Reputation: 21
I keep thinking that I am about to understand custom gradients but then I test it out this example and I can just not figure out what is going on. I am hoping somebody can walk me through what exactly is happening below. I think this essentially is down to me not understanding specifically what "dy" is in the backward function.
v = tf.Variable(2.0)
with tf.GradientTape() as t:
x = v*v
output = x**2
print(t.gradient(output, v))
**tf.Tensor(32.0, shape=(), dtype=float32)**
Everything is good here and the gradient is as one would expect.
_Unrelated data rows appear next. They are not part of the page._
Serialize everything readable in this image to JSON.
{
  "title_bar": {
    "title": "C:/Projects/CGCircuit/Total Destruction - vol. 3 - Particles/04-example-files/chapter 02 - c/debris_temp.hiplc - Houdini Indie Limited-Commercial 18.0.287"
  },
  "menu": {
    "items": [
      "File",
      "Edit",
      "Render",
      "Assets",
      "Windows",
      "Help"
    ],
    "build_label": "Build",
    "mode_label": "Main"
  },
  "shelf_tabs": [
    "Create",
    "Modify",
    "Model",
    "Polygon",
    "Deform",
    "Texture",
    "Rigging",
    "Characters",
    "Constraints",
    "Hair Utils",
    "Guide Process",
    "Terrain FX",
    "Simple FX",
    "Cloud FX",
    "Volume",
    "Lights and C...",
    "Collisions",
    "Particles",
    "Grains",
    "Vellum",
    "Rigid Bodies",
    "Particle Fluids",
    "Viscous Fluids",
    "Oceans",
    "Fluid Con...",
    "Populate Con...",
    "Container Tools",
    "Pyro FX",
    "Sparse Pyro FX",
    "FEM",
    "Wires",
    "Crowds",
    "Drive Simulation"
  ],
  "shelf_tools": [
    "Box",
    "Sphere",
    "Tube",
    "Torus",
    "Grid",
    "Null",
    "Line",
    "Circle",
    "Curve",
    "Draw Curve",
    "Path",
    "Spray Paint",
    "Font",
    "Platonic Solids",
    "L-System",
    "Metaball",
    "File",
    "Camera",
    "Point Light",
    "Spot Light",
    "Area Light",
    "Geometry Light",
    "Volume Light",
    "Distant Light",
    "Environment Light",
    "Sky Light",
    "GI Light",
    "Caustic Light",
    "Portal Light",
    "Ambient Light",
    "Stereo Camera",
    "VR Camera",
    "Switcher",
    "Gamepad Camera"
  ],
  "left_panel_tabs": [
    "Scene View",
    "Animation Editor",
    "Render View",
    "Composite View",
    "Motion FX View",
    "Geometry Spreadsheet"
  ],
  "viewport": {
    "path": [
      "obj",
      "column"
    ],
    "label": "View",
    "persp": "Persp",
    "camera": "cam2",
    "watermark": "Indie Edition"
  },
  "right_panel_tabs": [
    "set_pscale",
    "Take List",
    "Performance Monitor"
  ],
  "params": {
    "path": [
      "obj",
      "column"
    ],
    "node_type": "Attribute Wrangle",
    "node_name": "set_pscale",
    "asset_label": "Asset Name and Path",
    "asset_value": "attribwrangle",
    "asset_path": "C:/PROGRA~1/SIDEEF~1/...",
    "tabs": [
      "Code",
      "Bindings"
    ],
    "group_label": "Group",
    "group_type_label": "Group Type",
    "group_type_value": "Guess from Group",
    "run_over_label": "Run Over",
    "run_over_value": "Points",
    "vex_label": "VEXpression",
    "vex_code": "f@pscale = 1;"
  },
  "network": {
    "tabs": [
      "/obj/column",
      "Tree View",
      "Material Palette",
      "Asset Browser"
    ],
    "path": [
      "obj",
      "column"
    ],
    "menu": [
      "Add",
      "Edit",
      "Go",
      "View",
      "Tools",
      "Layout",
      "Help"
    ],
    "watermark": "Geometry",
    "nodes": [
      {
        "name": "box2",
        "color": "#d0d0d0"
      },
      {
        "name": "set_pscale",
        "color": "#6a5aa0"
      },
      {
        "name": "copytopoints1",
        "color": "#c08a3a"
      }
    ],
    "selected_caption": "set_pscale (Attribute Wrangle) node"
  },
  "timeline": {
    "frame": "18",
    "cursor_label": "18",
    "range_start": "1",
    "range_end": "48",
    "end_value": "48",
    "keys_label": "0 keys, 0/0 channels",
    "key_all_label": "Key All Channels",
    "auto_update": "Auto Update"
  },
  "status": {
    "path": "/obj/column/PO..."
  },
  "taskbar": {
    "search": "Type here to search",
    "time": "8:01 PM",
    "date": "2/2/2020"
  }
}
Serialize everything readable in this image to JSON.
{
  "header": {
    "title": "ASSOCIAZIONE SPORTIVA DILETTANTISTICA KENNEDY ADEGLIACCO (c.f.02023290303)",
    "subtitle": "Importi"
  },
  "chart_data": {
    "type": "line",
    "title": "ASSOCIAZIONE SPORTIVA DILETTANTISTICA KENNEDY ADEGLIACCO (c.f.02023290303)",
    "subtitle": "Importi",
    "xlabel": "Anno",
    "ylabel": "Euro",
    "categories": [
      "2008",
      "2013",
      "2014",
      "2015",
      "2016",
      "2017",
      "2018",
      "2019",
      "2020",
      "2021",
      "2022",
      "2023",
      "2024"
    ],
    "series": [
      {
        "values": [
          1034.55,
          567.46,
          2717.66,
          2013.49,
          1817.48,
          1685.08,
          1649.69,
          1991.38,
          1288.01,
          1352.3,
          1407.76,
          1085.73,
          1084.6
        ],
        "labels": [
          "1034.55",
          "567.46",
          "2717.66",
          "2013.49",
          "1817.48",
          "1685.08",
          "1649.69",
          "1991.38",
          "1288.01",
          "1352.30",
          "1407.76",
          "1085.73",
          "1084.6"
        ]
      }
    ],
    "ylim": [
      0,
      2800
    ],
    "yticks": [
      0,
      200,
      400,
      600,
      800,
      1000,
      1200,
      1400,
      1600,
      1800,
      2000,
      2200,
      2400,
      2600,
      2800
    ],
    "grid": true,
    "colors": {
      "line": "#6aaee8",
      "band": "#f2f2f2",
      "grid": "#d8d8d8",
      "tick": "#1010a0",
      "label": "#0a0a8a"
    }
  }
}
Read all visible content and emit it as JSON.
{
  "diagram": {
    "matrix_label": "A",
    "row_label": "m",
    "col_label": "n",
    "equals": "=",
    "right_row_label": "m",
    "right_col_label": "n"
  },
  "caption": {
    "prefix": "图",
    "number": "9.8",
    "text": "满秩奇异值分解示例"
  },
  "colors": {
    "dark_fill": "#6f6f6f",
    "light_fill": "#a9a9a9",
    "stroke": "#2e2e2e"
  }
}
I then test out this example using custom gradients which (given my understanding) could not possibly affect the gradient given I have put in this massive threshold in clip_by_norm
@tf.custom_gradient
def clip_gradients2(y):
def backward(dy):
return tf.clip_by_norm(dy, 20000000000000000000000000)
return y**2, backward
v = tf.Variable(2.0)
with tf.GradientTape() as t:
x=v*v
output = clip_gradients2(x)
print(t.gradient(output, v))
tf.Tensor(4.0, shape=(), dtype=float32)
But it is reduced to 4, so this is somehow having an effect. How exactly is this resulting in a smaller gradient?
Upvotes: 2
Views: 134
Reputation: 11651
When writing a custom gradient, you must define the whole derivative calculation by yourself. Without your custom gradient, we have the following derivative:
((x**2)**2)dx = (x**4)dx = 4*(x**3) = 32 when x=2
When you override your gradient calculation, you only have
(x**2)dx = 2x = 4 when x=2
You need to calculate the derivative in your function, i.e:
@tf.custom_gradient
def clip_gradients2(y):
def backward(dy):
dy = dy * (2*y)
return tf.clip_by_norm(dy, 20000000000000000000000000)
return y**2, backward
To get the desired behavior.
Upvotes: 2